Bandara Adalah Etalase Budaya Bangsa
|Bandara adalah etalase budaya bangsa. Baik buruknya pandangan dunia internasional terhadap harkat martabat suatu bangsa berbanding lurus dengan pelayanan di bandara. Para turis seharusnya mendapat pelayanan prima ketika pertama kali menginjakkan kakinya di suatu negara yang dikunjunginya. Kesan pertama ini akan menjadi kenangan indah atau kenangan pahit tergantung dengan kualitas petugas di bandara dalam menjalankan tugasnya.
Apabila kesan pertama pelayanan di bandara baik, maka para pelancong itu akan menganggap bahwa pelayanan selanjutnya diseluruh kawasan negeri itu pasti lebih baik. Namun apabila pelayanan di bandara (sebagai etalase bangsa) buruk, maka para turis itu sudah siap mental akan mendapat pelayanan yang lebih buruk lagi di taxi, hotel dan diseluruh pelayanan negeri itu.

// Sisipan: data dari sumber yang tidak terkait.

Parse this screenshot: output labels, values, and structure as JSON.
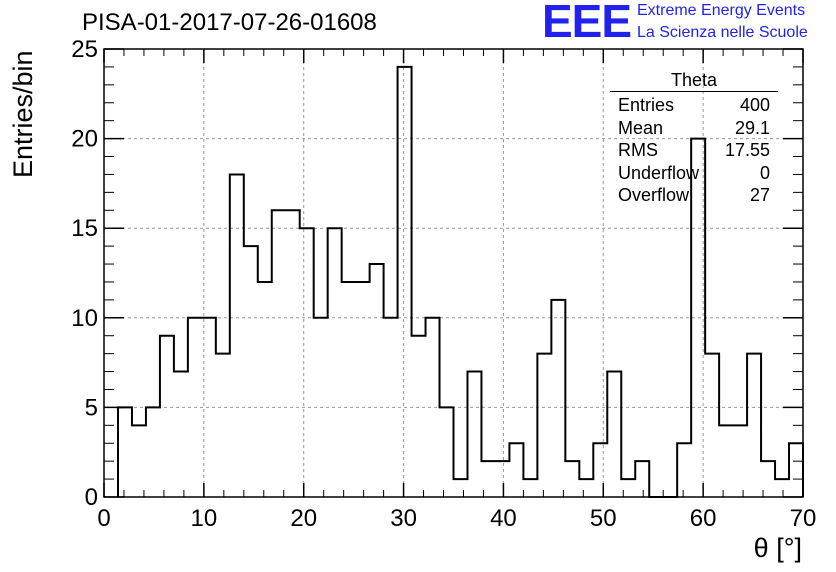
{
  "title": "PISA-01-2017-07-26-01608",
  "brand": {
    "logo": "EEE",
    "line1": "Extreme Energy Events",
    "line2": "La Scienza nelle Scuole"
  },
  "stats": {
    "title": "Theta",
    "rows": [
      {
        "label": "Entries",
        "value": "400"
      },
      {
        "label": "Mean",
        "value": "29.1"
      },
      {
        "label": "RMS",
        "value": "17.55"
      },
      {
        "label": "Underflow",
        "value": "0"
      },
      {
        "label": "Overflow",
        "value": "27"
      }
    ]
  },
  "colors": {
    "line": "#000000",
    "grid": "#999999",
    "brand": "#2222ee"
  },
  "chart_data": {
    "type": "bar",
    "style": "step-histogram",
    "title": "PISA-01-2017-07-26-01608",
    "xlabel": "θ [°]",
    "ylabel": "Entries/bin",
    "xlim": [
      0,
      70
    ],
    "ylim": [
      0,
      25
    ],
    "bin_width": 1.4,
    "bin_edges_start": 1.4,
    "xticks": [
      0,
      10,
      20,
      30,
      40,
      50,
      60,
      70
    ],
    "yticks": [
      0,
      5,
      10,
      15,
      20,
      25
    ],
    "grid": true,
    "values": [
      5,
      4,
      5,
      9,
      7,
      10,
      10,
      8,
      18,
      14,
      12,
      16,
      16,
      15,
      10,
      15,
      12,
      12,
      13,
      10,
      24,
      9,
      10,
      5,
      1,
      7,
      2,
      2,
      3,
      1,
      8,
      11,
      2,
      1,
      3,
      7,
      1,
      2,
      0,
      0,
      3,
      20,
      8,
      4,
      4,
      8,
      2,
      1,
      3
    ]
  }
}
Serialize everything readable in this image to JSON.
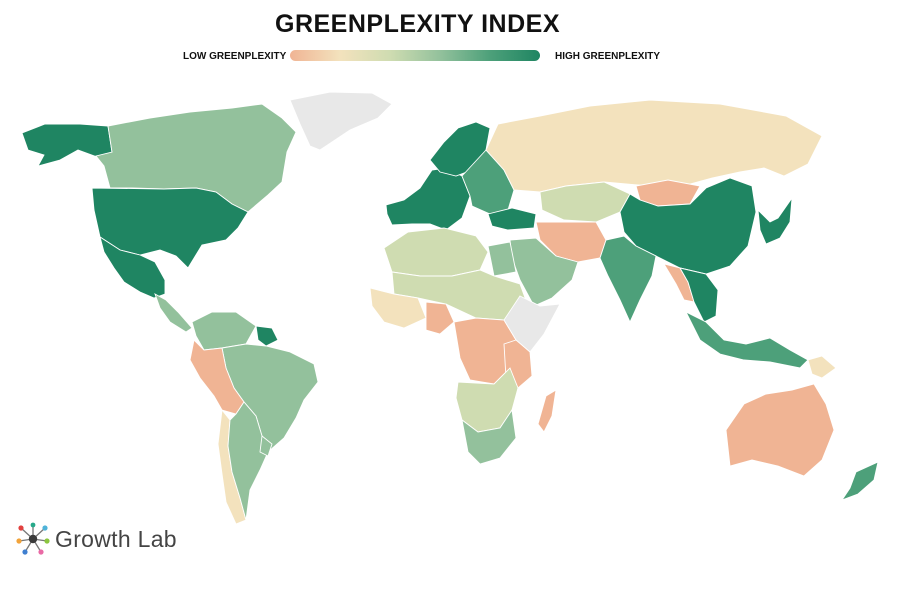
{
  "title": "GREENPLEXITY INDEX",
  "legend": {
    "low_label": "LOW GREENPLEXITY",
    "high_label": "HIGH GREENPLEXITY",
    "colors": [
      "#f0b494",
      "#f3e2bd",
      "#cfdcb1",
      "#93c19c",
      "#4da07a",
      "#1f8562"
    ]
  },
  "no_data_color": "#e8e8e8",
  "logo": {
    "text": "Growth Lab"
  },
  "regions": [
    {
      "name": "alaska",
      "level": 5
    },
    {
      "name": "canada",
      "level": 3
    },
    {
      "name": "greenland",
      "level": "na"
    },
    {
      "name": "united-states",
      "level": 5
    },
    {
      "name": "mexico",
      "level": 5
    },
    {
      "name": "central-america",
      "level": 3
    },
    {
      "name": "colombia-venezuela",
      "level": 3
    },
    {
      "name": "guyana-suriname",
      "level": 5
    },
    {
      "name": "brazil",
      "level": 3
    },
    {
      "name": "peru-bolivia",
      "level": 0
    },
    {
      "name": "chile",
      "level": 1
    },
    {
      "name": "argentina",
      "level": 3
    },
    {
      "name": "uruguay",
      "level": 3
    },
    {
      "name": "western-europe",
      "level": 5
    },
    {
      "name": "scandinavia",
      "level": 5
    },
    {
      "name": "eastern-europe",
      "level": 4
    },
    {
      "name": "turkey",
      "level": 5
    },
    {
      "name": "russia",
      "level": 1
    },
    {
      "name": "central-asia",
      "level": 2
    },
    {
      "name": "mongolia",
      "level": 0
    },
    {
      "name": "china",
      "level": 5
    },
    {
      "name": "korea-japan",
      "level": 5
    },
    {
      "name": "iran-afghanistan",
      "level": 0
    },
    {
      "name": "arabia",
      "level": 3
    },
    {
      "name": "india",
      "level": 4
    },
    {
      "name": "southeast-asia",
      "level": 0
    },
    {
      "name": "thailand-vietnam",
      "level": 5
    },
    {
      "name": "indonesia-philippines",
      "level": 4
    },
    {
      "name": "north-africa",
      "level": 2
    },
    {
      "name": "egypt",
      "level": 3
    },
    {
      "name": "sahel",
      "level": 2
    },
    {
      "name": "west-africa",
      "level": 1
    },
    {
      "name": "nigeria",
      "level": 0
    },
    {
      "name": "central-africa",
      "level": 0
    },
    {
      "name": "horn-of-africa",
      "level": "na"
    },
    {
      "name": "east-africa",
      "level": 0
    },
    {
      "name": "southern-africa",
      "level": 2
    },
    {
      "name": "south-africa",
      "level": 3
    },
    {
      "name": "madagascar",
      "level": 0
    },
    {
      "name": "australia",
      "level": 0
    },
    {
      "name": "new-zealand",
      "level": 4
    },
    {
      "name": "papua-new-guinea",
      "level": 1
    }
  ]
}
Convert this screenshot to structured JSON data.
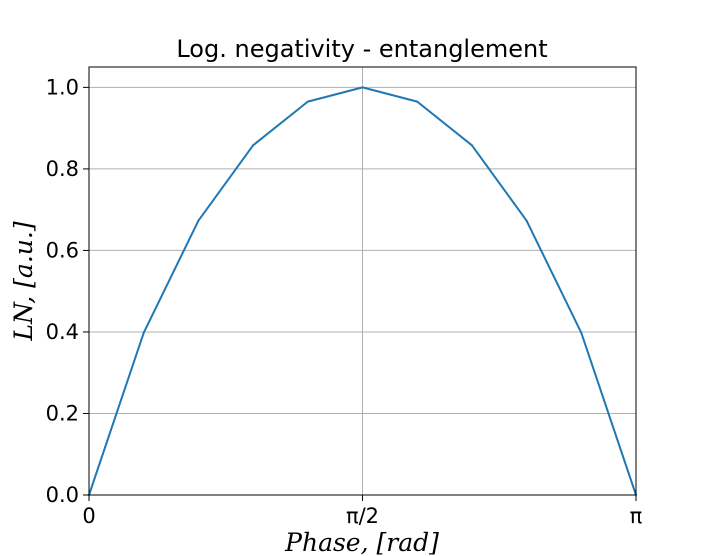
{
  "chart_data": {
    "type": "line",
    "title": "Log. negativity - entanglement",
    "xlabel": "Phase, [rad]",
    "ylabel": "LN, [a.u.]",
    "xlim": [
      0,
      3.14159
    ],
    "ylim": [
      0,
      1.05
    ],
    "x_ticks": [
      {
        "value": 0,
        "label": "0"
      },
      {
        "value": 1.5708,
        "label": "π/2"
      },
      {
        "value": 3.14159,
        "label": "π"
      }
    ],
    "y_ticks": [
      {
        "value": 0.0,
        "label": "0.0"
      },
      {
        "value": 0.2,
        "label": "0.2"
      },
      {
        "value": 0.4,
        "label": "0.4"
      },
      {
        "value": 0.6,
        "label": "0.6"
      },
      {
        "value": 0.8,
        "label": "0.8"
      },
      {
        "value": 1.0,
        "label": "1.0"
      }
    ],
    "grid": true,
    "series": [
      {
        "color": "#1f77b4",
        "x": [
          0,
          0.3142,
          0.6283,
          0.9425,
          1.2566,
          1.5708,
          1.885,
          2.1991,
          2.5133,
          2.8274,
          3.1416
        ],
        "y": [
          0.0,
          0.398,
          0.673,
          0.858,
          0.965,
          1.0,
          0.965,
          0.858,
          0.673,
          0.398,
          0.0
        ]
      }
    ]
  }
}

Oleh karena itu, beberapa negara yang sangat mengandalkan sektor pariwisata di negerinya sangat memperhatikan profesionalizm pelayanan di bandara. Para pelancong adalah iklan berjalan, mereka akan memberikan rekomendasi kepada rekan rekannya untuk datang ke suatu tujuan wisata, karena merasa puas dan nyaman berwisata ke negeri itu. Sebaliknya para turis itu akan kapok datang kesuatu negeri apabila pelayanan di bandara tidak profesional. Para pelancong merasa ke “kerjai” sehingga mendapatkan kesan buruk. Walaupun potensi wisata di negeri itu sangat menggiurkan namun tetap saja tidak dapat mengobati rasa kecewa para turis. Dalam kondisi seperti ini tidak bisa dihindarkan apabila negara tersebut telah mendapatkan bendera hitam dari para turis akibat kecewaan yang mendalam. Patut dicatat kondisi ini juga berupa iklan berjalan.
Tempatkan orang terbaik
Mengingat pentingnya peran bandara dalam menjaga nama baik bangsa, maka seharusnya Pemerintah menempatkan orang orang terbaik di bandara. Sikap petugas harus ramah namun tegas menunjukkan profesional pelayanan. Sitem dan mekanisme pelayanan di bandara tentulah sudah standard internasional, namun tanpa di awaki oleh petugas yang bertanggung jawab dan bertanggung gugat maka sistem itu hanya menjadi seonggok barang rongsokan.
Pengalaman bertugas di manca negara terutama ketika baru turun dari pesawat dan kontak dengan pelayanan bandara sungguhlah sangat beragam. Bandara Thailand termasuk yang terbaik dalam memberikan pelayanan, para tamu merasa nyaman dan terkesan atas keramahan dan kelugasan petugas imigrasi. Saya merasa terkejut ketika di bandara Wimbledon disambut dengan petugas yang didampingi anjing pelacak. Demikianpula ketika turun di bandara Changi Singapura, petugas berseragam lengkap perang dengan senapan laras panjang berkeliaran dimana mana.
Di Bandara Eropa pelayanan bandara terlihat lebih smart dan tidak berbelit belit, Sangat kontras bila dibandingkan dengan pelayanan bandara di kawasan Timur Tengah yang sok curiga terhadap setiap pendatang. Bandara Hongkong dengan kesibukan luar biasa nampaknya menggunakan teknologi canggih dalam mengawasi arus keluar masuk para turis, termasuk barang bawaannya. Kami pernah dibawa berkeliling meninjau sistem pengamana bandara Hongkong. Setiap sudut bandara termonitor dengan CCTV, kalaulah ada sesuatu yang mencurigakan petugas tidak secara demonstratif menangkap sang terduga. Petugas menandai dan mengikuti oknum tersebut dan kemudian di”ambil” tanpa menimbulkan kehebohan dianatara turis.
Bandara Sukarno Hatta kelihatannya harus banyak belajar ramah kepada para pendatang. Pengalaman buruk turis sering kita dengar ketika menghadapi pelayanan yang tidak profesional. Malah para TKI yang baru mudik merasa stress ketika turun di bandara Soekarno Hatta. Kejadian yang berulang ulang dialami para turis semua bermuara kepada penempatan petugas yang tidak mampu memberikan pelayanan prima, disamping pengawasan sang penguasa bandara yang tidak sepenuh hati kepada anak buahnya.